I was heartened by the positive impact that Big Noise is having in Torry, as it also appears to have had in the previously piloted areas, Raploch and Govanhill. But I was saddened to read that Torry has become “one of the most deprived areas in Scotland” – and this in oil-rich Aberdeen, which has experienced over four decades of oil wealth.

I was raised in Torry and attended Walker Road primary school, one of those participating the Big Noise scheme, and lived in the area for most of my life before leaving Aberdeen to live and work in Glasgow in the early 1970s. If I have had a dram or two, I have been known to claim to yet be a Torry Loon, despite spending more than four decades in the Dear Green Place.

Whilst Torry, its economy based on the trawling industry and its associated land-based operations, was always a rough and ready place, no-one would ever have described it as deprived. Sadly, many visits back over the years have confirmed that the guts have been ripped out of the place, and that none of the benefits of the oil boom has come anywhere near Torry.

There are other areas of the city, for example Woodside in the north, where a similar tale could be told. Indeed, it appears that, outside London, the wealth gap in Aberdeen is greater than anywhere else in the UK.

When I moved to Glasgow I lived for two years in the mid-1970s in Govanhill. At that time it was a prosperous and “respectable” working class area ( a lot more “respectable” than demotic Torry, I can assure you). Forty years of economic policy and economic developments have made it and Torry two of the many communities that have become marginalised from the mainstream of economic and social life. It will need a lot more than Big Noise (more power to its elbow) to bring about a reversal of these trends.

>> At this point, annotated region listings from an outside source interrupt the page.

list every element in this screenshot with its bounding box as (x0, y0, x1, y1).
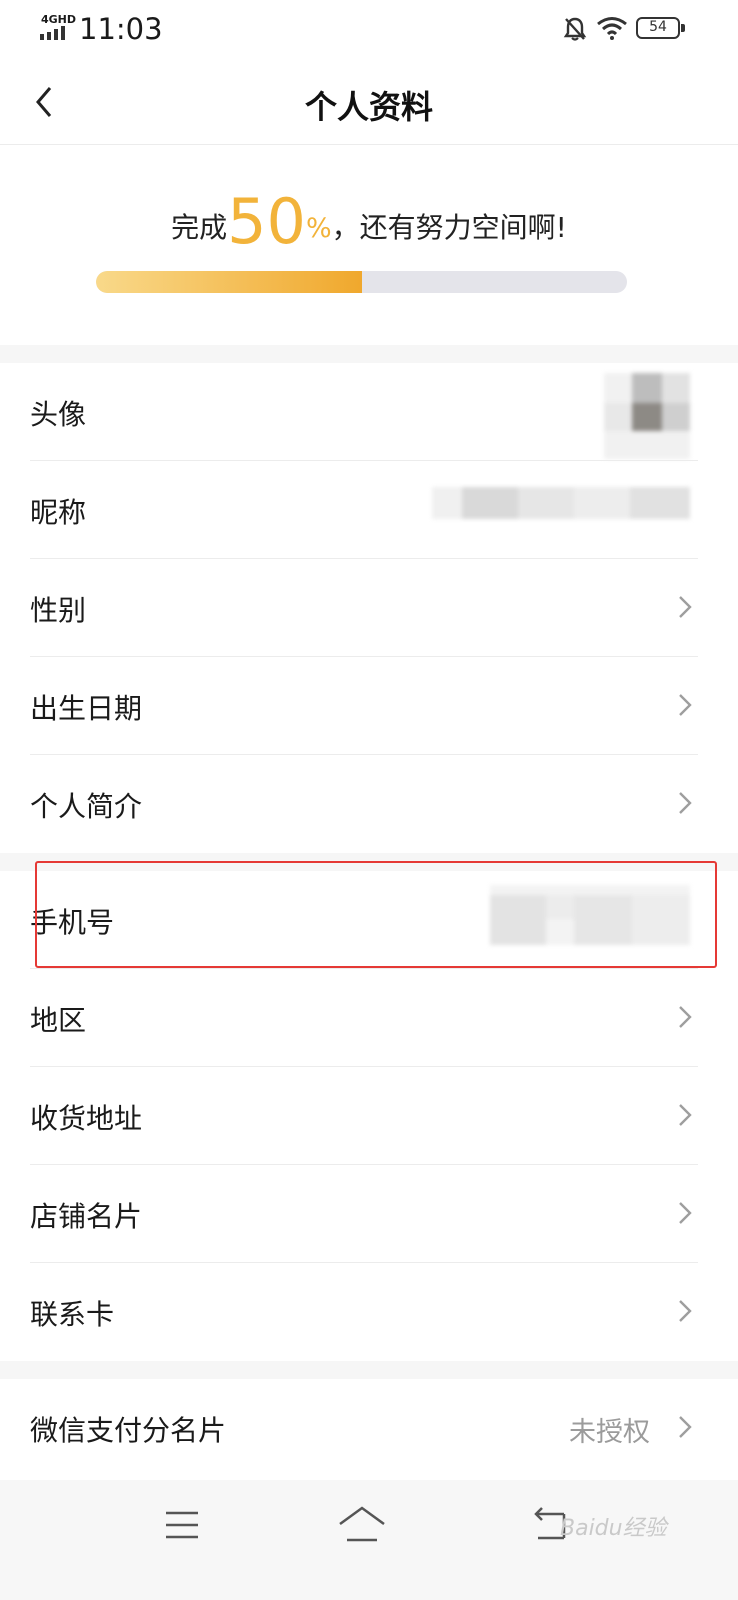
row-label: 头像 (30, 398, 87, 431)
page-title: 个人资料 (304, 88, 433, 126)
chevron-right-icon (679, 1300, 692, 1322)
section-divider (0, 1361, 738, 1379)
signal-strength-icon (40, 26, 65, 40)
row-label: 个人简介 (30, 790, 143, 823)
row-label: 昵称 (30, 496, 87, 529)
row-nickname[interactable]: 昵称 (0, 461, 738, 559)
row-wechat-pay-card[interactable]: 微信支付分名片 未授权 (0, 1379, 738, 1479)
row-label: 手机号 (30, 906, 115, 939)
row-phone[interactable]: 手机号 (0, 871, 738, 969)
chevron-right-icon (679, 1104, 692, 1126)
completion-progress-fill (96, 271, 362, 293)
system-nav-bar: Baidu经验 (0, 1480, 738, 1600)
row-label: 联系卡 (30, 1298, 115, 1331)
watermark: Baidu经验 (560, 1516, 667, 1541)
avatar (604, 373, 690, 459)
row-label: 地区 (30, 1004, 87, 1037)
phone-value-redacted (490, 885, 690, 945)
row-shop-card[interactable]: 店铺名片 (0, 1165, 738, 1263)
row-label: 收货地址 (30, 1102, 143, 1135)
row-label: 性别 (30, 594, 87, 627)
row-birthday[interactable]: 出生日期 (0, 657, 738, 755)
chevron-right-icon (679, 792, 692, 814)
completion-suffix: ，还有努力空间啊! (331, 211, 567, 244)
row-bio[interactable]: 个人简介 (0, 755, 738, 853)
chevron-right-icon (679, 694, 692, 716)
nav-bar: 个人资料 (0, 62, 738, 145)
section-divider (0, 853, 738, 871)
completion-progress-bar (96, 271, 627, 293)
row-contact-card[interactable]: 联系卡 (0, 1263, 738, 1361)
section-divider (0, 345, 738, 363)
chevron-right-icon (679, 1006, 692, 1028)
muted-bell-icon (563, 17, 587, 41)
row-label: 店铺名片 (30, 1200, 143, 1233)
chevron-right-icon (679, 1202, 692, 1224)
battery-icon: 54 (636, 17, 685, 39)
chevron-right-icon (679, 596, 692, 618)
completion-percent: 50 (227, 185, 307, 258)
completion-percent-unit: % (306, 213, 332, 244)
battery-level: 54 (649, 19, 667, 35)
completion-prefix: 完成 (171, 211, 228, 244)
menu-icon[interactable] (164, 1510, 200, 1540)
network-type-label: 4GHD (41, 13, 77, 26)
clock: 11:03 (79, 12, 163, 46)
authorization-status: 未授权 (569, 1417, 650, 1448)
home-icon[interactable] (337, 1504, 387, 1544)
row-gender[interactable]: 性别 (0, 559, 738, 657)
chevron-right-icon (679, 1416, 692, 1438)
row-label: 微信支付分名片 (30, 1414, 227, 1447)
row-label: 出生日期 (30, 692, 143, 725)
row-shipping-address[interactable]: 收货地址 (0, 1067, 738, 1165)
wifi-icon (597, 17, 627, 40)
profile-completion-section: 完成50%，还有努力空间啊! (0, 145, 738, 345)
row-avatar[interactable]: 头像 (0, 363, 738, 461)
completion-message: 完成50%，还有努力空间啊! (0, 185, 738, 258)
profile-list: 头像 昵称 性别 出生日期 个人简介 手机号 地区 收货地址 店铺名片 联系卡 … (0, 363, 738, 1479)
row-region[interactable]: 地区 (0, 969, 738, 1067)
nickname-value-redacted (432, 487, 690, 519)
status-bar: 4GHD 11:03 54 (0, 0, 738, 62)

It will need political will and political change.

Ian R Mitchell,

21 Woodside Terrace,

Glasgow.

DAVID Johnstone (Letters, June 19)) is right that there is almost nowhere in Scotland that has been shaped only by nature and might therefore be considered wilderness.

Scotland’s wild land has a distinct and special character, recognised by the Scottish Government as a key component of our identity and important for the many benefits it offers, including economically by attracting visitors and tourists.

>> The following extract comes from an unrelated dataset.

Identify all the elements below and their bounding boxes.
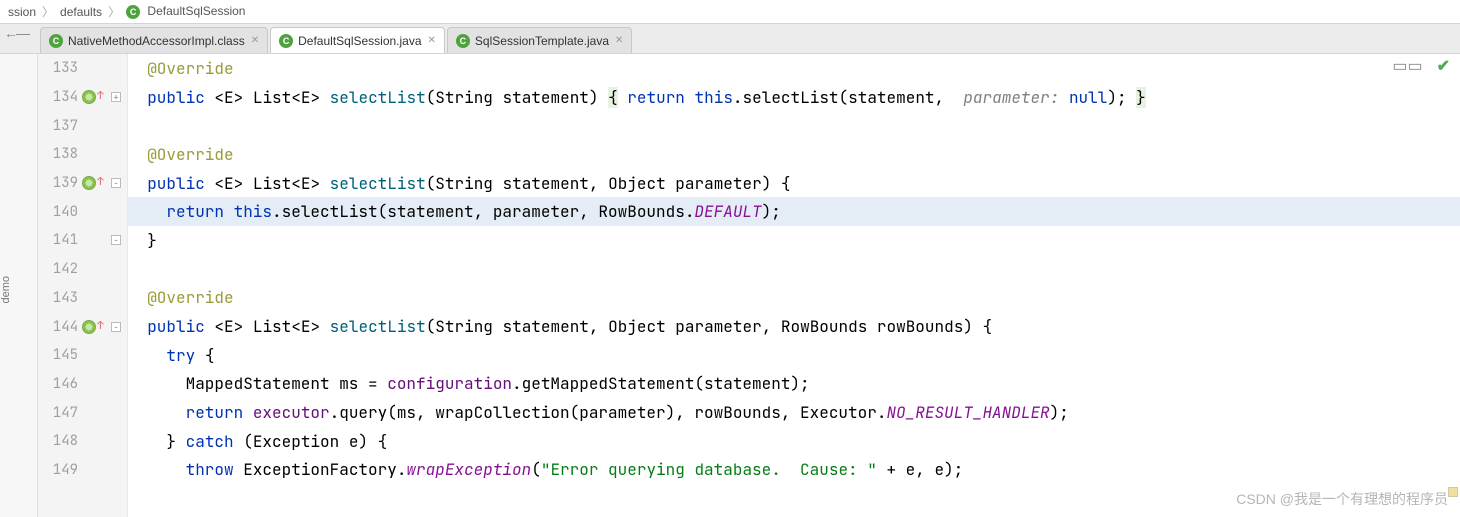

In drawing up the 2014 Wild Land Areas (WLAs) map, Scottish Natural Heritage adopted a robust and systematic methodology, including consultation that showed strong public support for safeguarding wild land. Our recent YouGov poll found that 80 per cent of Scots want to keep WLAs free of major development. The trust is taking the opportunity in the forthcoming Planning Bill to call for the protection given to national parks and national scenic areas from wind farms to be extended to WLAs.

This is not an anti-wind agenda, but a reflection of the pressure these areas are under from developments. We believe we can tackle climate change and develop renewables without destroying special areas.

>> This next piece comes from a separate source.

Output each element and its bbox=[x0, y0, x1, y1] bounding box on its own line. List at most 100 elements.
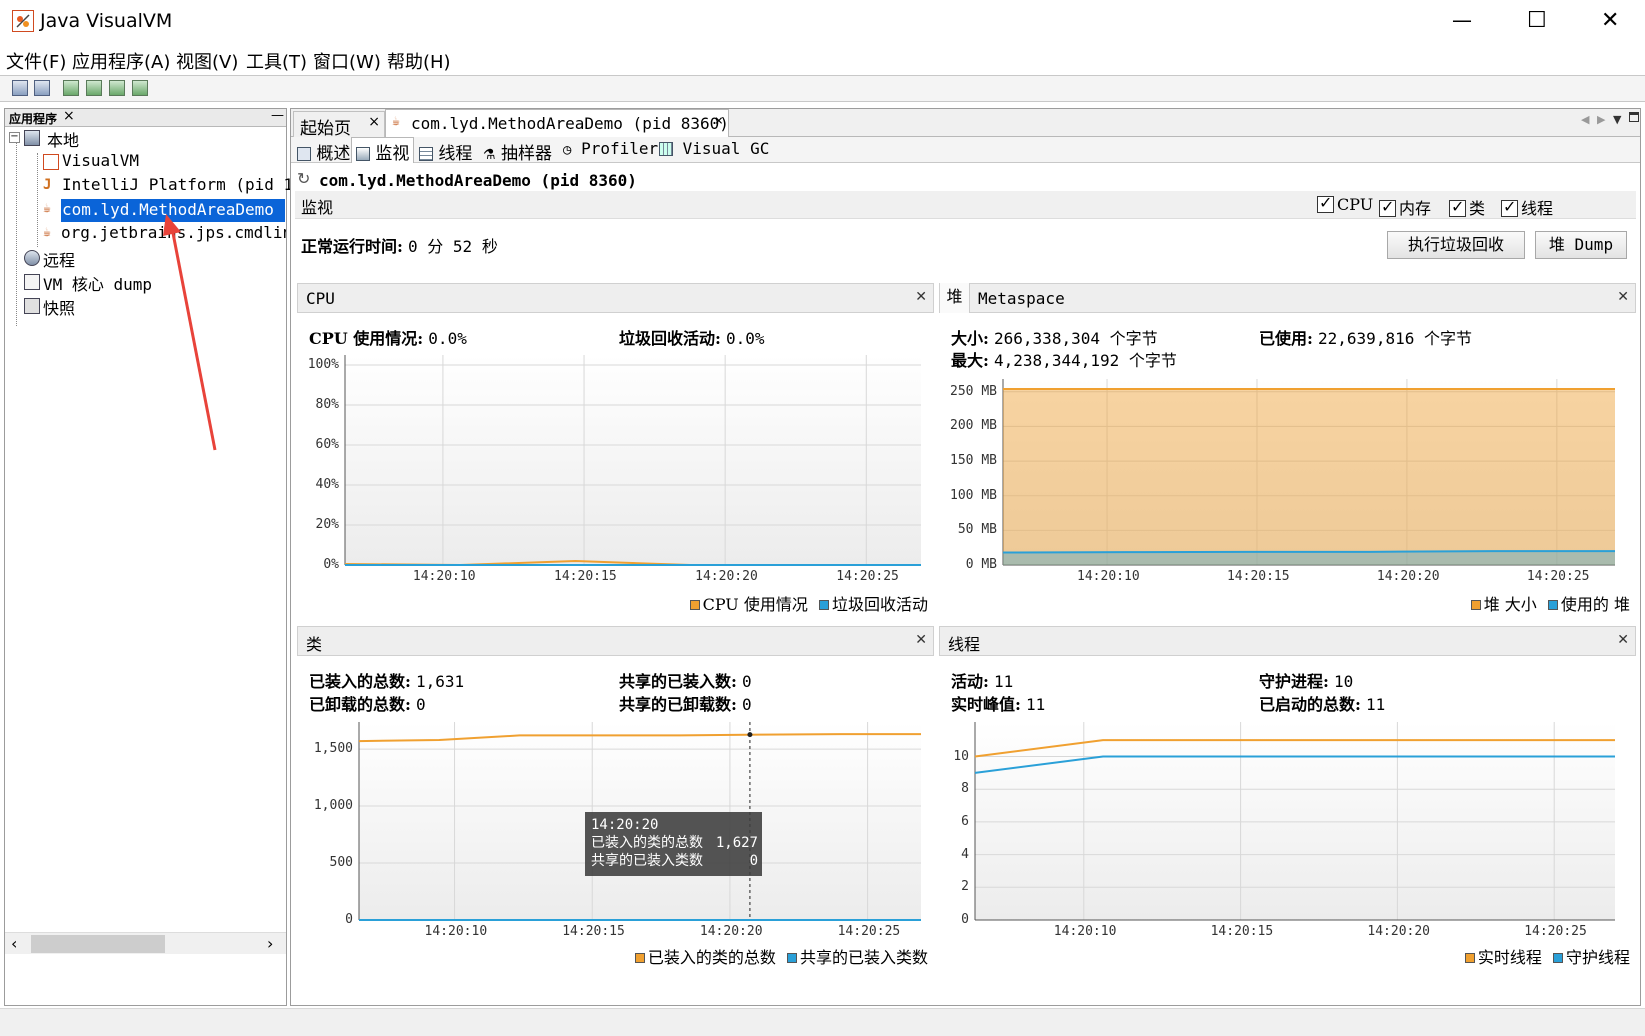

Protecting wild land can go hand in hand with a living, working countryside. The trust’s campaign reflects the potential the protection of wild land offers to remote communities, including developing wildlife tourism.

In the YouGov poll the Highlands and Islands, where most of Scotland’s wild land is located, had the highest proportion of people (60 per cent) who strongly agree with the protection of WLAs.

Mel Nicoll, Campaigns Co-ordinator,

John Muir Trust, Station Road, Pitlochry.